Un imam de Toulouse jugé pour incitation à la haine raciale, six mois de prison avec sursis requis

France Bleu Toulouse, le 29 juin 2021

L’imam du quartier Empalot à Toulouse, Mohamed Tataï, est jugé ce 29 juin pour incitation à la haine raciale envers les juifs. En cause, une polémique de 2018 qui avait ému jusqu’au sommet de l’Etat, un prêche filmé aux interprétations diverses. Le parquet a requis six mois de prison avec sursis.

L’imam de la grande mosquée de Toulouse, âgé de 58 ans, est poursuivi pour incitation à la haine raciale envers les juifs. Le président du tribunal correctionnel rappelle le contexte. 2017, c’est l’année du transfert de l’ambassade américaine de Tel Aviv à Jérusalem, qui avait suscité beaucoup d’émoi. L’imam Tataï avait déclaré dans son prêche : « Les Juifs se cacheront derrière les rochers et les arbres et les rochers et les arbres diront : « musulman, serviteur d’Allah, il y a un juif qui se cache derrière moi, viens le tuer. » (traduction non-officielle).
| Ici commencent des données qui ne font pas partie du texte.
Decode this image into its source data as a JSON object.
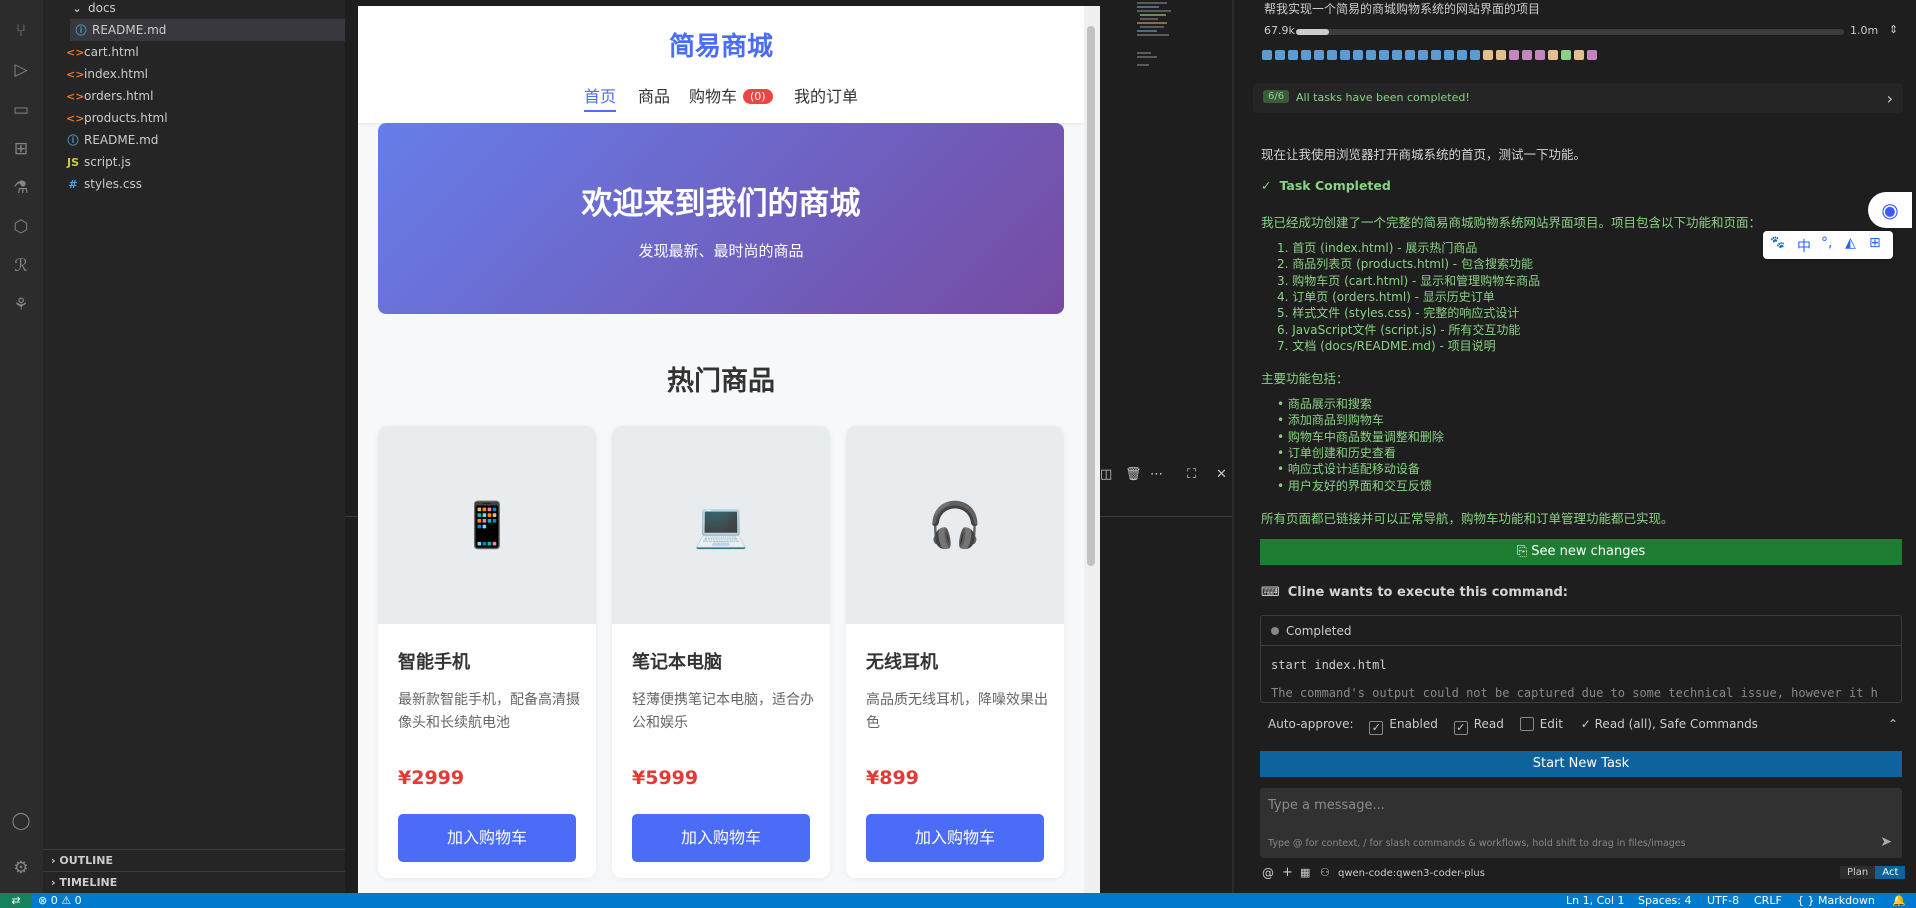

En début d’après-midi, le tribunal entend un professeur de mathématiques de l’université de Toulouse qui suit les prêches de l’imam Tataï depuis 21 ans. Ce témoin assure que « tout le monde sait que l’imam est très modéré. Je n’en reviens pas qu’on l’accuse d’antisémitisme« . Selon lui, la parole du Prophète (ce qu’on appelle un hadith) lue dans le prêche est « un hadith très connu. Il faut le comprendre comme un signe de ne pas aller vers la fin du monde« . 

L’imam algérien, qui réside en France depuis une trentaine d’années, est appelé à la barre. Venu avec un garde du corps, il est accompagné d’un traducteur et s’exprime en arabe : « Dans aucun de mes prêches je n’ai appelé à tuer des juifs, j’ai confiance en la justice française ».
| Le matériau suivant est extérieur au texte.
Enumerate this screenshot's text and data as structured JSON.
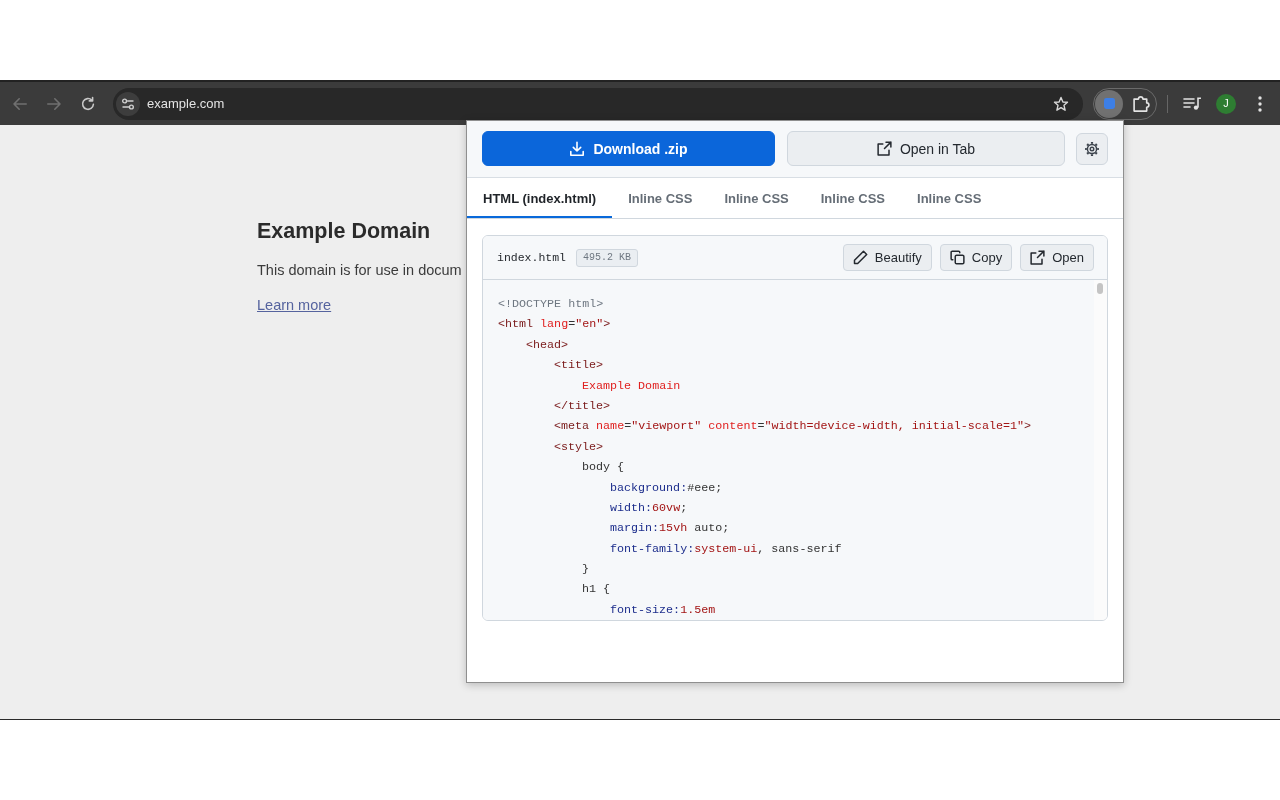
{
  "browser": {
    "nav_buttons": [
      {
        "kind": "back",
        "disabled": true
      },
      {
        "kind": "forward",
        "disabled": true
      },
      {
        "kind": "reload",
        "disabled": false
      }
    ],
    "address": {
      "url": "example.com"
    },
    "extension_button": {
      "active": true
    },
    "profile": {
      "initial": "J"
    }
  },
  "page": {
    "heading": "Example Domain",
    "paragraph": "This domain is for use in docum",
    "link": "Learn more"
  },
  "popup": {
    "actions": [
      {
        "kind": "download",
        "label": "Download .zip"
      },
      {
        "kind": "open",
        "label": "Open in Tab"
      }
    ],
    "tabs": [
      {
        "label": "HTML (index.html)",
        "selected": true
      },
      {
        "label": "Inline CSS",
        "selected": false
      },
      {
        "label": "Inline CSS",
        "selected": false
      },
      {
        "label": "Inline CSS",
        "selected": false
      },
      {
        "label": "Inline CSS",
        "selected": false
      }
    ],
    "file": {
      "name": "index.html",
      "size": "495.2 KB",
      "buttons": [
        {
          "kind": "beautify",
          "label": "Beautify"
        },
        {
          "kind": "copy",
          "label": "Copy"
        },
        {
          "kind": "open",
          "label": "Open"
        }
      ],
      "lines": [
        {
          "segments": [
            {
              "kind": "doctype",
              "text": "<!DOCTYPE html>"
            }
          ]
        },
        {
          "segments": [
            {
              "kind": "tag",
              "text": "<html "
            },
            {
              "kind": "attr",
              "text": "lang"
            },
            {
              "kind": "plain",
              "text": "="
            },
            {
              "kind": "value",
              "text": "\"en\""
            },
            {
              "kind": "tag",
              "text": ">"
            }
          ],
          "children": [
            {
              "segments": [
                {
                  "kind": "tag",
                  "text": "<head>"
                }
              ],
              "children": [
                {
                  "segments": [
                    {
                      "kind": "tag",
                      "text": "<title>"
                    }
                  ],
                  "children": [
                    {
                      "segments": [
                        {
                          "kind": "text",
                          "text": "Example Domain"
                        }
                      ]
                    }
                  ]
                },
                {
                  "segments": [
                    {
                      "kind": "tag",
                      "text": "</title>"
                    }
                  ]
                },
                {
                  "segments": [
                    {
                      "kind": "tag",
                      "text": "<meta "
                    },
                    {
                      "kind": "attr",
                      "text": "name"
                    },
                    {
                      "kind": "plain",
                      "text": "="
                    },
                    {
                      "kind": "value",
                      "text": "\"viewport\" "
                    },
                    {
                      "kind": "attr",
                      "text": "content"
                    },
                    {
                      "kind": "plain",
                      "text": "="
                    },
                    {
                      "kind": "value",
                      "text": "\"width=device-width, initial-scale=1\""
                    },
                    {
                      "kind": "tag",
                      "text": ">"
                    }
                  ]
                },
                {
                  "segments": [
                    {
                      "kind": "tag",
                      "text": "<style>"
                    }
                  ],
                  "children": [
                    {
                      "segments": [
                        {
                          "kind": "selector",
                          "text": "body {"
                        }
                      ],
                      "children": [
                        {
                          "segments": [
                            {
                              "kind": "property",
                              "text": "background:"
                            },
                            {
                              "kind": "plain",
                              "text": "#eee;"
                            }
                          ]
                        },
                        {
                          "segments": [
                            {
                              "kind": "property",
                              "text": "width:"
                            },
                            {
                              "kind": "value",
                              "text": "60vw"
                            },
                            {
                              "kind": "plain",
                              "text": ";"
                            }
                          ]
                        },
                        {
                          "segments": [
                            {
                              "kind": "property",
                              "text": "margin:"
                            },
                            {
                              "kind": "value",
                              "text": "15vh"
                            },
                            {
                              "kind": "plain",
                              "text": " auto;"
                            }
                          ]
                        },
                        {
                          "segments": [
                            {
                              "kind": "property",
                              "text": "font-family:"
                            },
                            {
                              "kind": "value",
                              "text": "system-ui"
                            },
                            {
                              "kind": "plain",
                              "text": ", sans-serif"
                            }
                          ]
                        }
                      ]
                    },
                    {
                      "segments": [
                        {
                          "kind": "selector",
                          "text": "}"
                        }
                      ]
                    },
                    {
                      "segments": [
                        {
                          "kind": "selector",
                          "text": "h1 {"
                        }
                      ],
                      "children": [
                        {
                          "segments": [
                            {
                              "kind": "property",
                              "text": "font-size:"
                            },
                            {
                              "kind": "value",
                              "text": "1.5em"
                            }
                          ]
                        }
                      ]
                    }
                  ]
                }
              ]
            }
          ]
        }
      ]
    }
  }
}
L’ombre des attentats de 2012

Les plaidoiries des parties civiles débutent. Simon Cohen défend le Crif, la Licra et Ben Gourion, une association cultuelle israélite de Toulouse. « Ce jour-là , dans l’auditoire, il étaient entre « 800 et 3.500, c’est beaucoup » se désole le célèbre avocat toulousain. « La caisse de résonance est énorme, comme une parole révélée que l’on confie« . Simon Cohen replace le prêche dans le contexte en évoquant la tuerie de Toulouse : « au mois de septembre 2017 ici à Toulouse, un homme et une femme se disaient que leur petite fille aurait eu neuf ans (NDLR : treize ans en réalité). Elle avait été tuée dans la cour d’une école juive par ce qu’elle était juive« , en évoquant le cas de la petite Myriam Monsonego, assassinée par Mohamed Merah en 2012.
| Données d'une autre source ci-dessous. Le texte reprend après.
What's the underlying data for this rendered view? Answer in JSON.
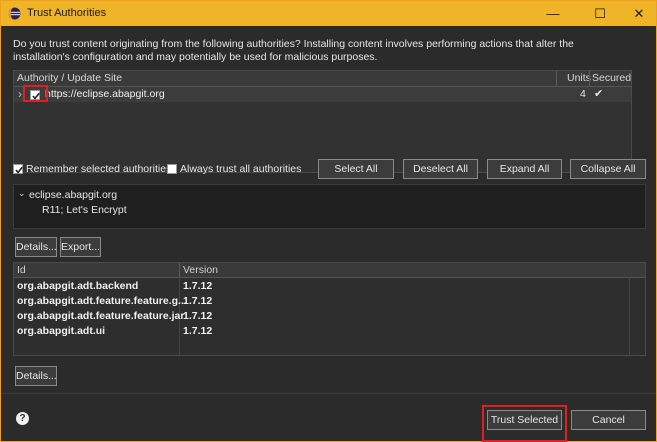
{
  "window": {
    "title": "Trust Authorities",
    "minimize": "—",
    "maximize": "☐",
    "close": "✕"
  },
  "intro": "Do you trust content originating from the following authorities?  Installing content involves performing actions that alter the installation's configuration and may potentially be used for malicious purposes.",
  "authorities_table": {
    "headers": {
      "site": "Authority / Update Site",
      "units": "Units",
      "secured": "Secured"
    },
    "rows": [
      {
        "expand": "›",
        "checked": true,
        "site": "https://eclipse.abapgit.org",
        "units": "4",
        "secured": "✔"
      }
    ]
  },
  "options": {
    "remember_label": "Remember selected authorities",
    "remember_checked": true,
    "always_trust_label": "Always trust all authorities",
    "always_trust_checked": false
  },
  "buttons": {
    "select_all": "Select All",
    "deselect_all": "Deselect All",
    "expand_all": "Expand All",
    "collapse_all": "Collapse All",
    "details": "Details...",
    "export": "Export...",
    "details2": "Details...",
    "trust_selected": "Trust Selected",
    "cancel": "Cancel",
    "help": "?"
  },
  "certificate_tree": {
    "root_label": "eclipse.abapgit.org",
    "child_label": "R11; Let's Encrypt"
  },
  "units_table": {
    "headers": {
      "id": "Id",
      "version": "Version"
    },
    "rows": [
      {
        "id": "org.abapgit.adt.backend",
        "version": "1.7.12"
      },
      {
        "id": "org.abapgit.adt.feature.feature.g...",
        "version": "1.7.12"
      },
      {
        "id": "org.abapgit.adt.feature.feature.jar",
        "version": "1.7.12"
      },
      {
        "id": "org.abapgit.adt.ui",
        "version": "1.7.12"
      }
    ]
  },
  "colors": {
    "titlebar": "#f0b429",
    "highlight": "#e02020",
    "background": "#2b2b2b"
  }
}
Michaël Bendavid, avocat de la Licra, rajoute : « la parole d’une ville de France aussi importante que Toulouse a du poids. M. Tataï s’est emparé d’un sujet et l’a traité sous l’angle qu’il a choisi. Il faut qu’il assume« . L’avocat parisien rappelle que dans un prêche de 2015, le religieux toulousain aurait fait référence à un théologien de référence des Frères musulmans, connu pour ses positions antisémites.

Un prêche choisi sciemment

La procureure de la République précise en préambule de ses réquisitions que les lois de la République protègent toutes les croyances. Alix-Marie Cabot-Chaumeton maintient que le prêche a été prononcé devant plus de 3.000 personnes puis diffusé en janvier 2018 par la chaîne Youtube de la Grande Mosquée de Toulouse. Le prêche a été prononcé au sein d’un lieu de culte, et donc dans un lieu public. Pour le ministère public, « l’exhortation à tuer est explicite« . L’imam Tataï a sciemment choisi ce texte et il savait qu’il était filmé. « Le prêche se poursuit par des propos violents guerriers et négatifs concernant les juifs et même LE juif » poursuit la magistrate pour qui il s’agit bien d’une incitation à la haine contre les Juifs. La procureure regrette que le religieux ne donne aucune explication, alors que ses paroles ont une portée importante, y compris pour celui qui est derrière son ordinateur.

La provocation à la haine à l’égard des juifs est donc parfaitement caractérisé pour le parquet qui requiert six mois de prison avec sursis. Il demande l’affichage du jugement aux portes de la mosquée de Toulouse, et la diffusion du jugement dans la presse régionale et nationale. Délibéré le mardi 14 septembre.